Perhaps you could use something like:
https://docs.google.com/presentation/d/1UJSO0t2J6mrIyBNSkCUvrR5Q4RWbLcOof2WgB2_qA3g/edit#slide=id.g13bdc00843_0_3
I think, apart from documentation, it could help a lot understanding how to
improve rsyslog.
In fact, I'm missing a few complete examples (from file to file using queues,
mmnorm, json...) to understand the workflow. Is there anyone anywhere?
I may try to modify your documentation shortly, but I think it's actually much
simpler than you are thinking or Rainer's documents make it seem
you have N input modules, each operating independently (each is at least one
thread).
When an input module receives a message, it adds it to the main queue [1]
There is one (sometimes more) worker thread that grabs a message from the queue
[2] and then steps through the config file.
As the worker is going through the config file, it can do the following:
set variables
apply filters
invoke message modification module code (mm*) which set/modify variables
format the message per a template and call an action (action() which invoke
om* modules)
deliver to a different queue (which has it's own workers)

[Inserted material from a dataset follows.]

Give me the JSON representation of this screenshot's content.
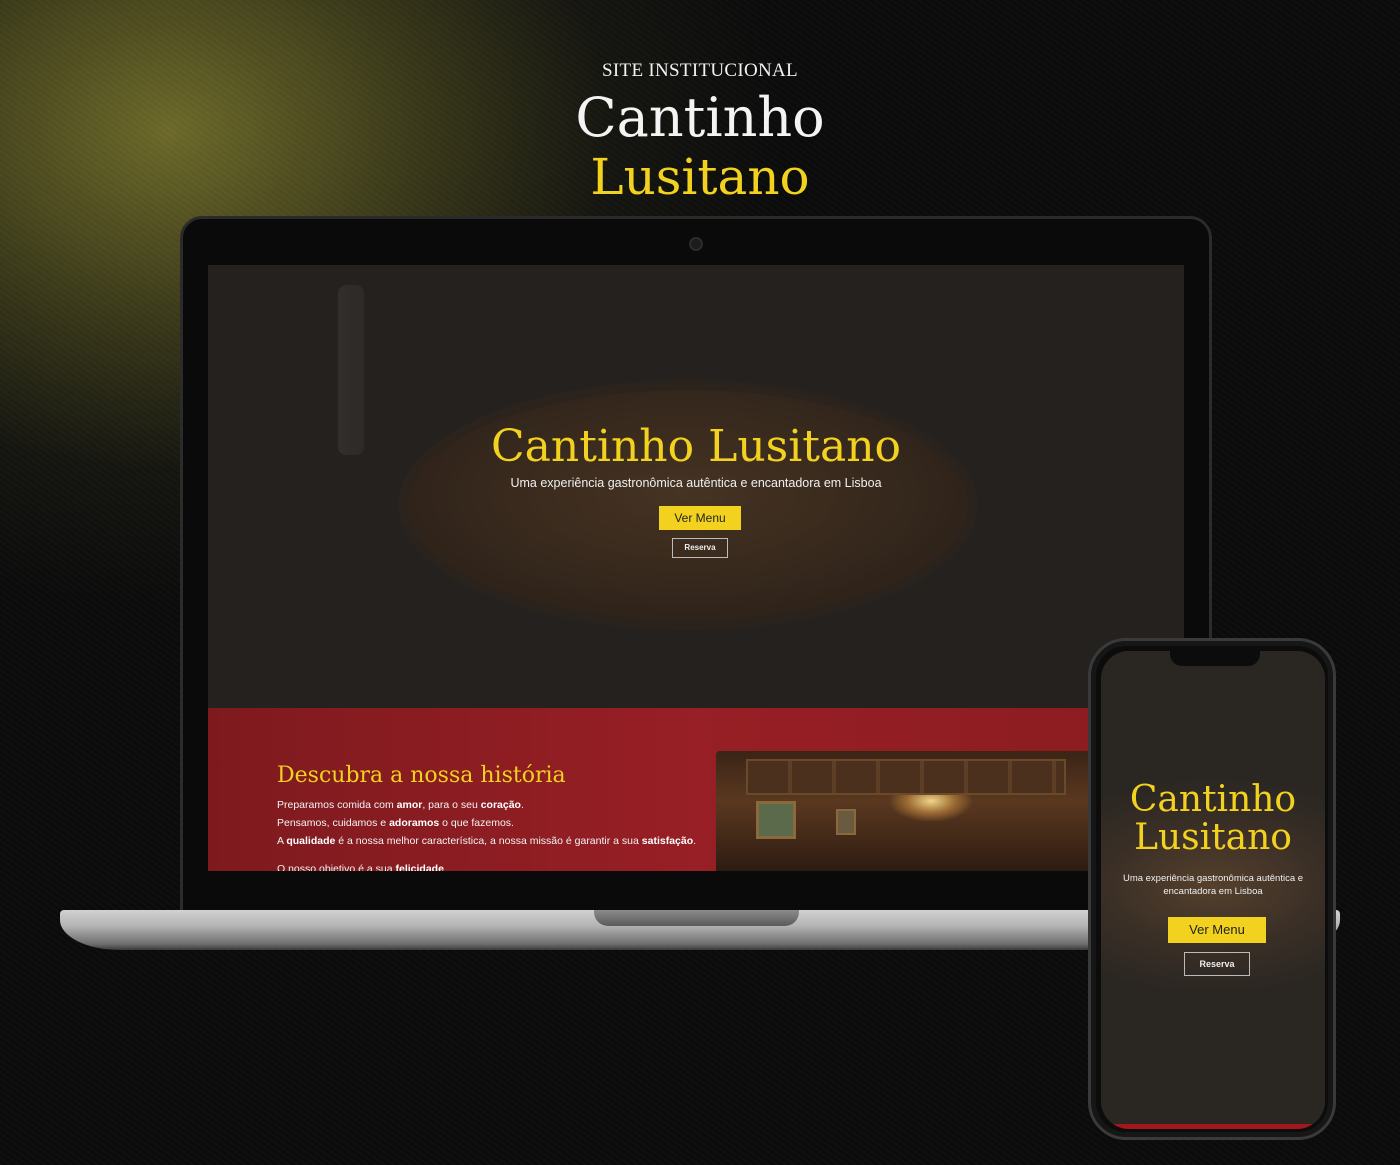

abandon processing of this message (stop)
In addition to the threads that process logs, there is an 'admin' thread that
polices everything else, does garbage collection, etc.
Everything else is encapsulated into modules.
There are several module types:
im* input modules which get logs from ??? (including impstats which gathers data
from rsyslog internals)
pm* parser modules which may be used by input modules to understand the log
format [3]
mm* message modification modules, these can modify the message itself or
create/modify variables. Almost all of them just create/modify variables.
sm* string modules which are C implementations of templates (speed optimization)
om* output modules, which take messages (or a batch of messages) and deliver
them to something
Each module provides code to specify what config options it supports, which
action() parameters it supports/requires, and the code to perform work when
called on each message.
so your file->file processing would be imfile reading a file and adding messages
to the main queue, and a worker process that reads the main queue and writes the
messages to a file using omfile
Does this help?
David Lang
[1] slight simplification, it could add it to a different queue if so
configured. It may add multiple messages to the queue at one time for efficency.
[2] again, a slight simplification, it can grab more messages, see batch
procesing. But each message is then processed individually.
[3] parser modules are supposed to look at the message buffer provided to it by
the input module and populate the standard properties. If they don't understand
the format, they are supposed to report failure and not change anything. There
are a couple that 'cheat' and modify the message buffer to fix known malformed
messages and then claim they fail to let the standard parsers then work on the
now well-formed message. the pmaix* and the first pmcisco* modules did this.